Assim, os primeiros indícios do jornalismo internacional no Brasil são de 1836, quando
começou a ser veiculado o jornal Gazeta Universal, em Pernambuco. O periódico publicava
em primeira mão as notícias que chegavam com os navios do exterior. Isso porque o trajeto
das embarcações que vinham da Europa previa o primeiro aporte em Recife antes de seguir
viagem ao Rio de Janeiro e São Paulo.
A partir daí, a história do noticiário internacional brasileiro foi marcada por importantes
fases. Entre o final do século XIX e início do século XX, por exemplo, surgiram no país 17
jornais destinados a comunidades de imigrantes. Nessa época, os jornais brasileiros também
recebiam artigos enviados eventualmente por diplomatas em missão no exterior.
Com o começo da Primeira Guerra Mundial, o jornalismo internacional no Brasil
ganhou nova força: as agências de notícias. Segundo Garambone (2003), as principais
agências que abasteciam os periódicos nacionais naquele período, principalmente no eixo Rio
- São Paulo, são a Havas e a Americana. Além das agências, os grandes jornais instalam
escritórios (hoje conhecidos como sucursais) em cidades como Nova Iorque, Paris, Londres,
Buenos Aires e Lisboa.
Uma das maiores inovações brasileiras do século XX em termos de jornalismo
internacional brasileiro se deu na Segunda Guerra Mundial. O conflito contou com a presença
de jornalistas brasileiros, como Joel Silveira, enviado dos Diários Associados a pedido de
Assis Chateaubriand, e Rubem Braga, correspondente do Diário Carioca.

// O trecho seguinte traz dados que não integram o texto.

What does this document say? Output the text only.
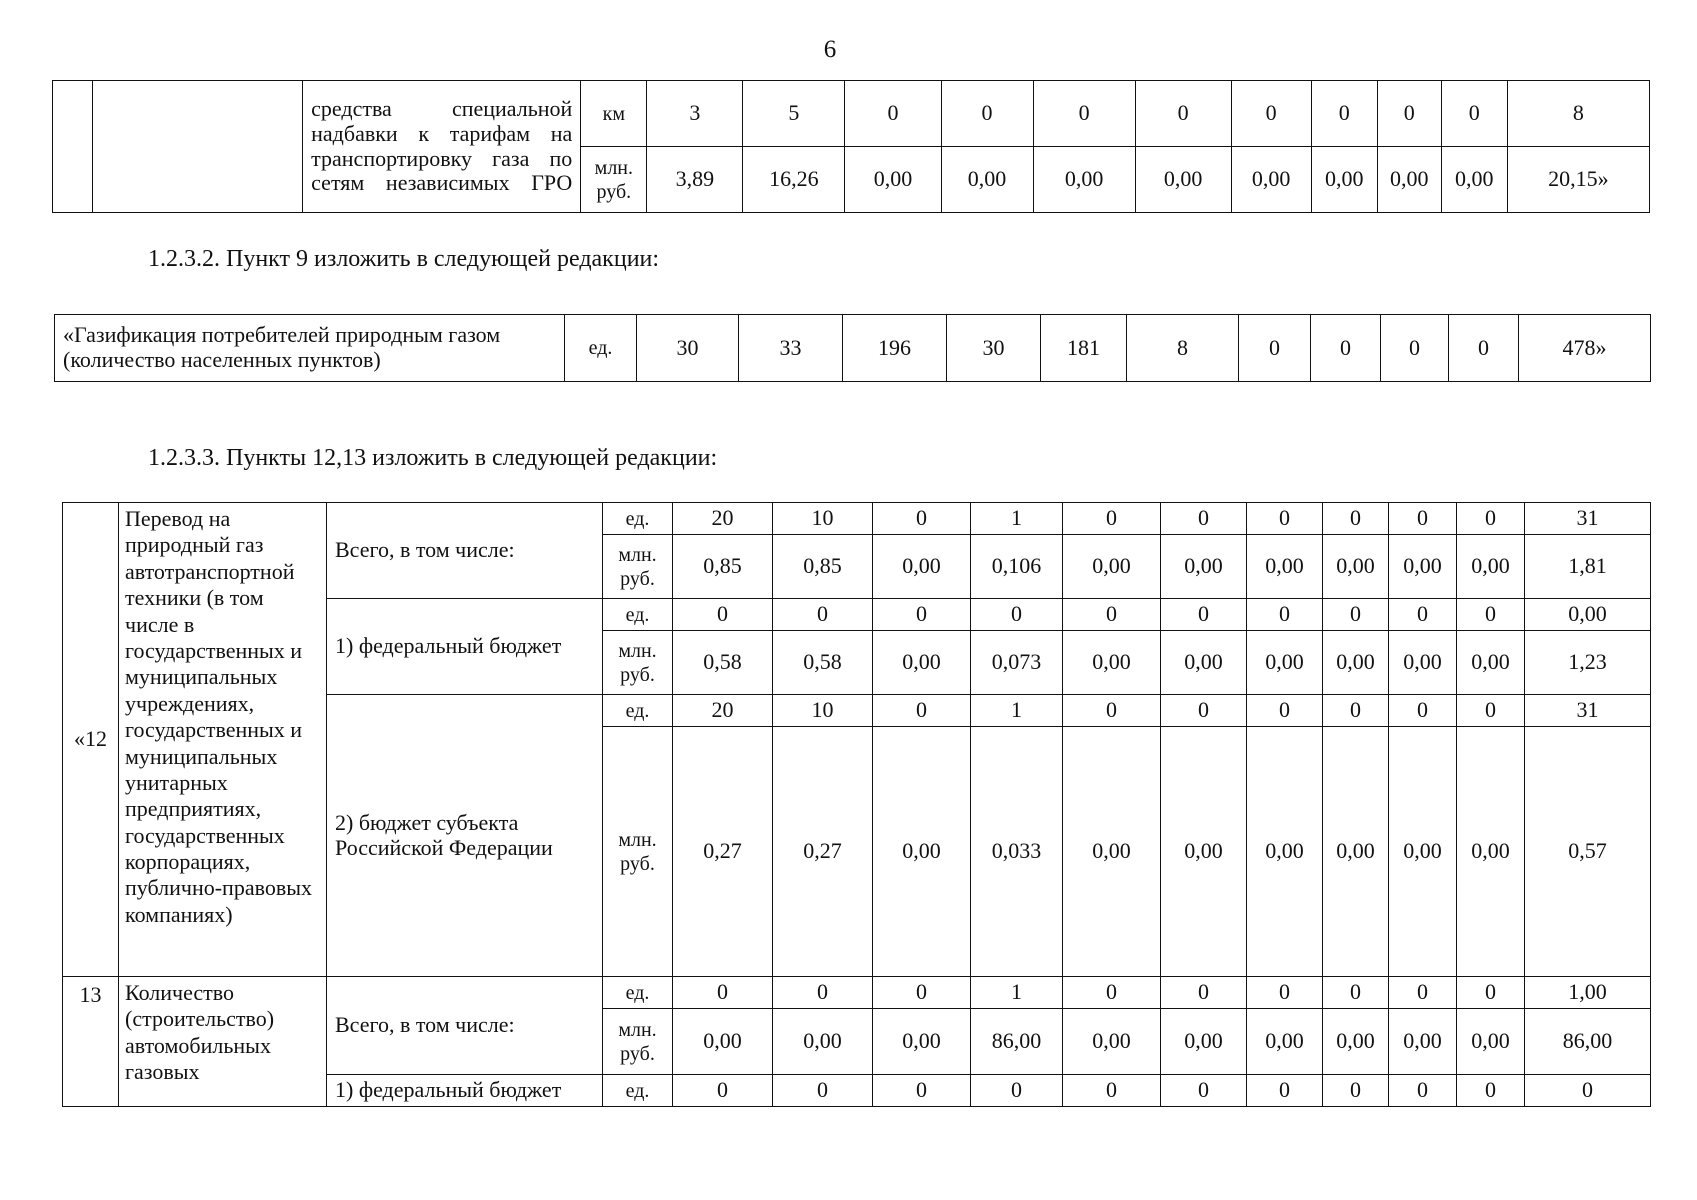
6
		средства специальной надбавки к тарифам на транспортировку газа по сетям независимых ГРО	км	3	5	0	0	0	0	0	0	0	0	8
			млн. руб.	3,89	16,26	0,00	0,00	0,00	0,00	0,00	0,00	0,00	0,00	20,15»
1.2.3.2. Пункт 9 изложить в следующей редакции:
«Газификация потребителей природным газом (количество населенных пунктов)	ед.	30	33	196	30	181	8	0	0	0	0	478»
1.2.3.3. Пункты 12,13 изложить в следующей редакции:
«12	Перевод на природный газ автотранспортной техники (в том числе в государственных и муниципальных учреждениях, государственных и муниципальных унитарных предприятиях, государственных корпорациях, публично-правовых компаниях)	Всего, в том числе:	ед.	20	10	0	1	0	0	0	0	0	0	31
			млн. руб.	0,85	0,85	0,00	0,106	0,00	0,00	0,00	0,00	0,00	0,00	1,81
		1) федеральный бюджет	ед.	0	0	0	0	0	0	0	0	0	0	0,00
			млн. руб.	0,58	0,58	0,00	0,073	0,00	0,00	0,00	0,00	0,00	0,00	1,23
		2) бюджет субъекта Российской Федерации	ед.	20	10	0	1	0	0	0	0	0	0	31
			млн. руб.	0,27	0,27	0,00	0,033	0,00	0,00	0,00	0,00	0,00	0,00	0,57
13	Количество (строительство) автомобильных газовых	Всего, в том числе:	ед.	0	0	0	1	0	0	0	0	0	0	1,00
			млн. руб.	0,00	0,00	0,00	86,00	0,00	0,00	0,00	0,00	0,00	0,00	86,00
		1) федеральный бюджет	ед.	0	0	0	0	0	0	0	0	0	0	0
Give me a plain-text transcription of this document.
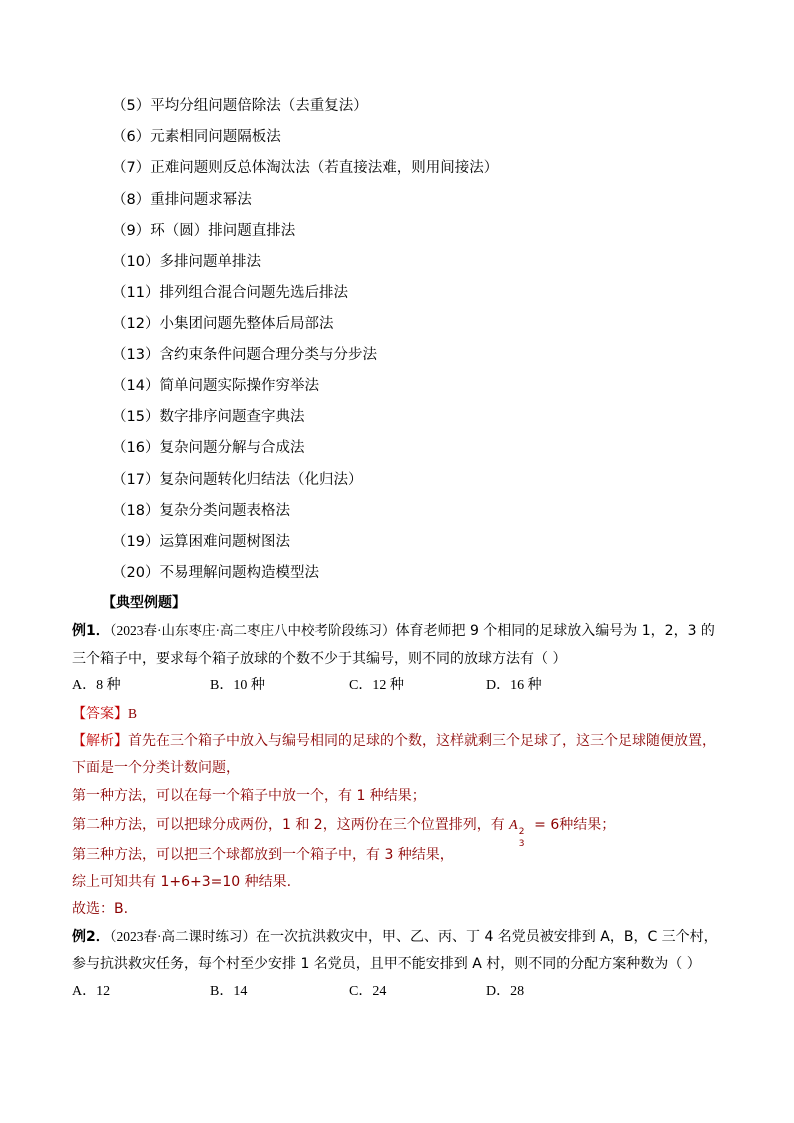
（5）平均分组问题倍除法（去重复法）
（6）元素相同问题隔板法
（7）正难问题则反总体淘汰法（若直接法难，则用间接法）
（8）重排问题求幂法
（9）环（圆）排问题直排法
（10）多排问题单排法
（11）排列组合混合问题先选后排法
（12）小集团问题先整体后局部法
（13）含约束条件问题合理分类与分步法
（14）简单问题实际操作穷举法
（15）数字排序问题查字典法
（16）复杂问题分解与合成法
（17）复杂问题转化归结法（化归法）
（18）复杂分类问题表格法
（19）运算困难问题树图法
（20）不易理解问题构造模型法
【典型例题】
例1．（2023春·山东枣庄·高二枣庄八中校考阶段练习）体育老师把 9 个相同的足球放入编号为 1，2，3 的
三个箱子中，要求每个箱子放球的个数不少于其编号，则不同的放球方法有（ ）
A．8 种	B．10 种	C．12 种	D．16 种
【答案】B
【解析】首先在三个箱子中放入与编号相同的足球的个数，这样就剩三个足球了，这三个足球随便放置，
下面是一个分类计数问题，
第一种方法，可以在每一个箱子中放一个，有 1 种结果；
第二种方法，可以把球分成两份，1 和 2，这两份在三个位置排列，有 A 2
3
= 6种结果；
第三种方法，可以把三个球都放到一个箱子中，有 3 种结果，
综上可知共有 1+6+3=10 种结果.
故选：B.
例2．（2023春·高二课时练习）在一次抗洪救灾中，甲、乙、丙、丁 4 名党员被安排到 A，B，C 三个村，
参与抗洪救灾任务，每个村至少安排 1 名党员，且甲不能安排到 A 村，则不同的分配方案种数为（ ）
A．12	B．14	C．24	D．28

A ditadura militar no Brasil também trouxe novidades ao noticiário internacional. Isso
porque as pautas censuradas em território brasileiro eram abordadas via editoria de exterior.
Com pautas tão amplas e de certo modo as únicas a levantar essas
questões nas redações brasileiras, as editorias de Política
internacional despertavam durante o regime militar um interesse
inédito junto ao cidadão-leitor. Isso ocorreu sobretudo durante os
chamados “anos de chumbo” do governo Médici (NATALI, 2004, p.
50)
Com isso, ganharam força também os correspondentes internacionais. Na década de 70,
os grandes jornais brasileiros mantinham no exterior várias equipes de profissionais. Com a
crise brasileira da dívida externa, no início dos anos 80, e também com o avanço da
tecnologia e a chegada da Internet, o noticiário internacional passou a ser produzido, em
grande escala, dentro das próprias redações. Dessa forma, são poucas as empresas brasileiras
de comunicação que ainda mantêm profissionais no exterior, sendo ainda mais raras aquelas
que enviam um jornalista para a cobertura de uma guerra.
1.1 No Rio Grande do Sul
A história do jornalismo internacional e dos enviados especiais de guerra no Rio Grande
do Sul praticamente seguiu os mesmos rumos nacionais. As raízes da imprensa gaúcha, no
século XIX, estão ligadas ao conceito de jornalismo político-partidário, quando, segundo
Rüdiger (1998) prevalecia a figura do escritor público, que não se limitava a exercer a função
de jornalista, mas também atuava como a fonte de conhecimento e instrução do povo.
Assim, foi neste cenário de interesses políticos que os pioneiros do jornalismo riograndense tiveram moldados seus perfis: eram donos de tipografias, que reuniam em si a
função de proprietário e diretor de jornais.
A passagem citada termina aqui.